Now we turn out attention towards a topic that causes a lot of confusion for communications and DSP learners: what is the difference between a matched filter and a correlator in a communications receiver?

Let us start with the definition of a correlator: A correlator is a device that performs correlation of a received signal with its template within a given window of time. In our context, that window of time is the symbol duration, $T_M$. So a correlator performs the following operations.

- It takes this sample-by-sample product and sums them together.
- Next, it samples the output of this accumulation at the optimal instant $T_M$.
- Finally, it resets itself at each sampling instant $T_M$, i.e., it starts computing the correlation again from zero for the next symbol. This is shown in Figure below.

However, we derived the concept of matched filter in the post on demodulation starting with the definition of correlation as well!

The matched filter, on the other hand, is just a filter that keeps convolving the input signal with the time reversed template while supplying the output at each multiple of $T_M$. Due to this reason, operating at $L$ samples/symbol, both the matched filter and the correlator generate the same output at $L^{th}$ sample but different outputs for the remaining $L-1$ samples (that were going to be discarded anyway). This is plotted in Figure below.

During the days when most of the signal processing was implemented in analog domain, the design of correlator only required an analog mixer (multiplication) and an integrator (summation), the output of which could be sampled at multiples of $T_M$. On the other hand, the matched filter looks simpler in a way that the input enters the system and produces the correlation functionality at the output. However, it is much harder to design an analog filter whose impulse response is some complicated pulse shape (we see the examples of better pulse shapes than a rectangular one in pulse shaping filter). Hence, the correlator receiver was the preferred choice.

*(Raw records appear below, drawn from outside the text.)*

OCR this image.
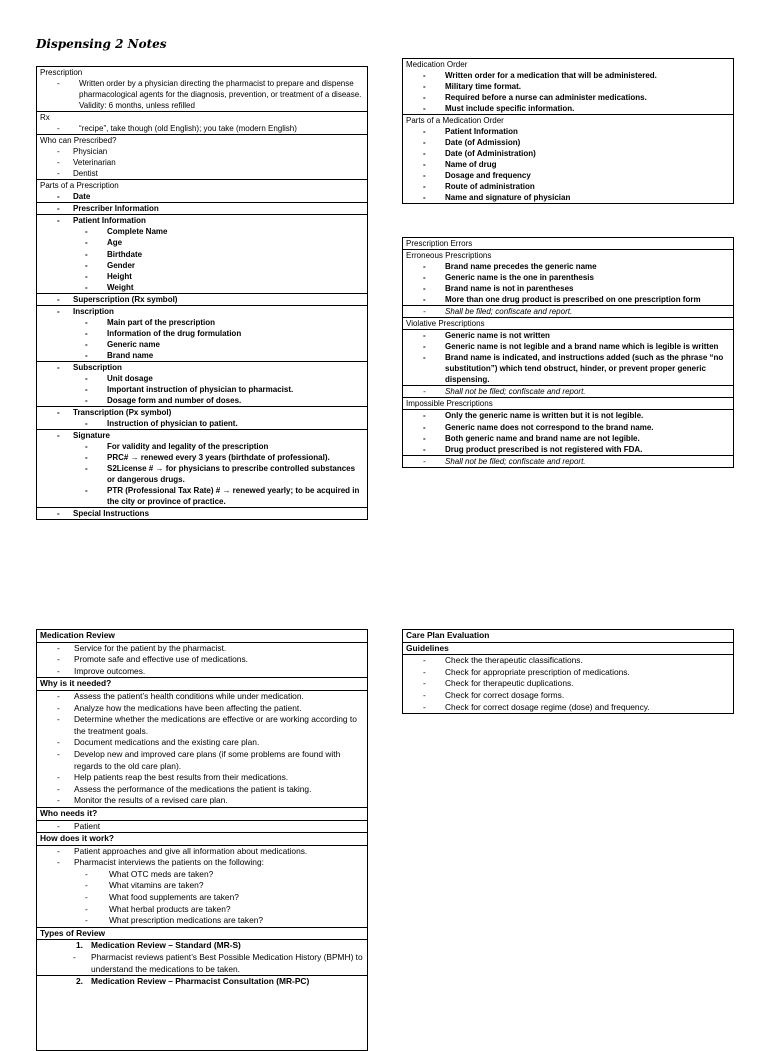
Dispensing 2 Notes
Prescription
-	Written order by a physician directing the pharmacist to prepare and dispense pharmacological agents for the diagnosis, prevention, or treatment of a disease. Validity: 6 months, unless refilled
Rx
-	“recipe”, take though (old English); you take (modern English)
Who can Prescribed?
-	Physician
-	Veterinarian
-	Dentist
Parts of a Prescription
-	Date
-	Prescriber Information
-	Patient Information
-	Complete Name
-	Age
-	Birthdate
-	Gender
-	Height
-	Weight
-	Superscription (Rx symbol)
-	Inscription
-	Main part of the prescription
-	Information of the drug formulation
-	Generic name
-	Brand name
-	Subscription
-	Unit dosage
-	Important instruction of physician to pharmacist.
-	Dosage form and number of doses.
-	Transcription (Px symbol)
-	Instruction of physician to patient.
-	Signature
-	For validity and legality of the prescription
-	PRC# → renewed every 3 years (birthdate of professional).
-	S2License # → for physicians to prescribe controlled substances or dangerous drugs.
-	PTR (Professional Tax Rate) # → renewed yearly; to be acquired in the city or province of practice.
-	Special Instructions
Medication Order
-	Written order for a medication that will be administered.
-	Military time format.
-	Required before a nurse can administer medications.
-	Must include specific information.
Parts of a Medication Order
-	Patient Information
-	Date (of Admission)
-	Date (of Administration)
-	Name of drug
-	Dosage and frequency
-	Route of administration
-	Name and signature of physician
Prescription Errors
Erroneous Prescriptions
-	Brand name precedes the generic name
-	Generic name is the one in parenthesis
-	Brand name is not in parentheses
-	More than one drug product is prescribed on one prescription form
-	Shall be filed; confiscate and report.
Violative Prescriptions
-	Generic name is not written
-	Generic name is not legible and a brand name which is legible is written
-	Brand name is indicated, and instructions added (such as the phrase “no substitution”) which tend obstruct, hinder, or prevent proper generic dispensing.
-	Shall not be filed; confiscate and report.
Impossible Prescriptions
-	Only the generic name is written but it is not legible.
-	Generic name does not correspond to the brand name.
-	Both generic name and brand name are not legible.
-	Drug product prescribed is not registered with FDA.
-	Shall not be filed; confiscate and report.
Medication Review
-	Service for the patient by the pharmacist.
-	Promote safe and effective use of medications.
-	Improve outcomes.
Why is it needed?
-	Assess the patient’s health conditions while under medication.
-	Analyze how the medications have been affecting the patient.
-	Determine whether the medications are effective or are working according to the treatment goals.
-	Document medications and the existing care plan.
-	Develop new and improved care plans (if some problems are found with regards to the old care plan).
-	Help patients reap the best results from their medications.
-	Assess the performance of the medications the patient is taking.
-	Monitor the results of a revised care plan.
Who needs it?
-	Patient
How does it work?
-	Patient approaches and give all information about medications.
-	Pharmacist interviews the patients on the following:
-	What OTC meds are taken?
-	What vitamins are taken?
-	What food supplements are taken?
-	What herbal products are taken?
-	What prescription medications are taken?
Types of Review
1. Medication Review – Standard (MR-S)
-	Pharmacist reviews patient’s Best Possible Medication History (BPMH) to understand the medications to be taken.
2. Medication Review – Pharmacist Consultation (MR-PC)
Care Plan Evaluation
Guidelines
-	Check the therapeutic classifications.
-	Check for appropriate prescription of medications.
-	Check for therapeutic duplications.
-	Check for correct dosage forms.
-	Check for correct dosage regime (dose) and frequency.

After the great advancement in computational power, most of the analog circuits capable of performing analog signal processing (e.g., by using resistors, capacitors, inductors, op amps and so on — basically physics and devices) have been replaced by powerful digital processors that can perform the necessary number crunching (basically algorithms run by computer programs) at a much better price vs performance point. Now, design and implementation of matched filters for any kind of applications is much more convenient, requires less bookkeeping and combines efficiently with other receiver blocks such as synchronizers and equalizers (sometimes I wonder how amazing our world looked like if a revolution like scaling down of a transistor size would have occurred in mechanical world as well).

To conclude, the matched filter computes true correlation of the received signal with the template signal for the duration of the whole symbol sequence, while the correlator resets itself to zero every symbol time.